# Confused - No attraction



## starsgoalie48 (Apr 25, 2016)

Hello everyone,

I am a 31 year old guy...feel like I perhaps got married too young at 23. Fell in love with a great woman and I admit fully to screwing up the relationship with infidelities, addictions, I was also in the Army and had a couple overseas deployments. Even through all of that mess we stayed together and both (most of the time) have been VERY happy to be each others partner. However, I have either always had (honestly can't remember through all the haze) a lack of physical attraction...obviously I WAS attracted to her or we would never have been together, but not like an all consuming passionate sex life. Now, fast forward and I really don't have any. The problem is that we have this incredible love and bond. It is just a weird one. It is almost like a sister or a best friend or really just a life "partner" in the full sense of the word. It is terrible. We both feel this...we are considering divorce. I obviously feel like I am with the wrong person attraction wise and that it is weird to be married to someone you just aren't physically passionate for...but the problem is I feel I could never get a bond like this with someone else, it is THAT strong and the LOVE is that strong. It just feels like such a platonic love. So confused...any experiences/thoughts appreciated!

G

Edit: A few more random thoughts:

1) Don't know if this may or may not matter but we are both very attractive human beings...I can acknowledge that I am married to a beautiful woman...it is not like a beauty and the beast thing going on here...which strikes me as weird.

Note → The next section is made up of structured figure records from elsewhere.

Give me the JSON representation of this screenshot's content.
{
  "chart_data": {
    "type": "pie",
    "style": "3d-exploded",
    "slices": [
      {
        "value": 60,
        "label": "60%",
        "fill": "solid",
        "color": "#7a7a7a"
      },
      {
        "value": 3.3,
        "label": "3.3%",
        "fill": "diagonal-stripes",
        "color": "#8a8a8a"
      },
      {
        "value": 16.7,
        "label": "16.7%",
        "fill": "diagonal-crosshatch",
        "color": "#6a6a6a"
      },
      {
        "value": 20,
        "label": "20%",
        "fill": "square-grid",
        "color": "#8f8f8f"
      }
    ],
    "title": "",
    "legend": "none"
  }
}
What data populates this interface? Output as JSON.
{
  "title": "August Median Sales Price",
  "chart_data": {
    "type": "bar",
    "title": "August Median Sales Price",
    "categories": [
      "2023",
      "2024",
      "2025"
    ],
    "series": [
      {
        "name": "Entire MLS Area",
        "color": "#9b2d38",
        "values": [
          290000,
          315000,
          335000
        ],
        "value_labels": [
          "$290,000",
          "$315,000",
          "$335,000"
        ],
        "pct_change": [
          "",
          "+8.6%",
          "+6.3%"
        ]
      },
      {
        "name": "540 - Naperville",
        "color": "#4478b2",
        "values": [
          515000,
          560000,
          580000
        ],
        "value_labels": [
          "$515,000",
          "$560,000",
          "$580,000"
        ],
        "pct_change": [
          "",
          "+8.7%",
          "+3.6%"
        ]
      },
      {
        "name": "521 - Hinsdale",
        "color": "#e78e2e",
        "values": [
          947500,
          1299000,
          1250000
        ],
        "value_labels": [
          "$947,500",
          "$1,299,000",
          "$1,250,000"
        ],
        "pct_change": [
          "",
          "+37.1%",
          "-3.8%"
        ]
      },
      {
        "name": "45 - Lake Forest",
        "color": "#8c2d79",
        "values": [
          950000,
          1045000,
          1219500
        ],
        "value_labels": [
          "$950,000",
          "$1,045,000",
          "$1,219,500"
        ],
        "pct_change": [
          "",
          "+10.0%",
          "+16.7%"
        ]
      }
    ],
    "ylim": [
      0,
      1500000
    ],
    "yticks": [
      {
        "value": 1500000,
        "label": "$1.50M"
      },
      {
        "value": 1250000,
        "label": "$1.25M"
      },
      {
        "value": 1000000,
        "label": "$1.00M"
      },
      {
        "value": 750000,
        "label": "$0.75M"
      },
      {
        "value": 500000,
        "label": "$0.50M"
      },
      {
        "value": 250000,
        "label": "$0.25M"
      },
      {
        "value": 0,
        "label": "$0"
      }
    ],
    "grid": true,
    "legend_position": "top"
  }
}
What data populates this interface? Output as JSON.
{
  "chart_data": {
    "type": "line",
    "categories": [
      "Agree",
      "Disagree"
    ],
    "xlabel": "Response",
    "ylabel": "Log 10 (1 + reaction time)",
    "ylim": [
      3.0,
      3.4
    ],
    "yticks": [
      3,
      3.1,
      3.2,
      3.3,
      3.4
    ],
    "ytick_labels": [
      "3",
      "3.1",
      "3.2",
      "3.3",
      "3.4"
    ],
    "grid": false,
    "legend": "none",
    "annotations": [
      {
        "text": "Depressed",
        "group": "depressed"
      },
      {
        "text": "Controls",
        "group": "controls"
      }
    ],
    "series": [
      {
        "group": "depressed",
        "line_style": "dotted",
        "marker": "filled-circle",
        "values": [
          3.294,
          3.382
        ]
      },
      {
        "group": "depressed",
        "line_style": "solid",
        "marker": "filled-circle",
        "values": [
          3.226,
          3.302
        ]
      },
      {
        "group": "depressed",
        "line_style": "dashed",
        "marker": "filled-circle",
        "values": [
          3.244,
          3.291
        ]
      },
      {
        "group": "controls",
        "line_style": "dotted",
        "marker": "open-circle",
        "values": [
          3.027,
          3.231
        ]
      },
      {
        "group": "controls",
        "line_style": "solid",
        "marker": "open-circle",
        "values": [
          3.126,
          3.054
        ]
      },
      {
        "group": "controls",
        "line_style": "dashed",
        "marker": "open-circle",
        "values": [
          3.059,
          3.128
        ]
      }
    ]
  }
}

2) Louis C.K. is "famously" divorced...he talks about in his stand up a lot. And I think he is very insightful and spot on. In one bit he says, and I am paraphrasing, that divorce isn't bad or something to feel bad about because no good marriage ever ends in divorce...so in a way you are actually improving your position in life, which is nothing to feel bad about....that makes sense to me except I am in a great relationship with a nice comfortable life together...it's just...off...

3) This has been going on for years without resolution. We talk about it often...my wife is actually...drumroll...a COUNSELOR...so we have that going for us but nothing gets resolved...

Thanks for ANY replies or similar experiences


----------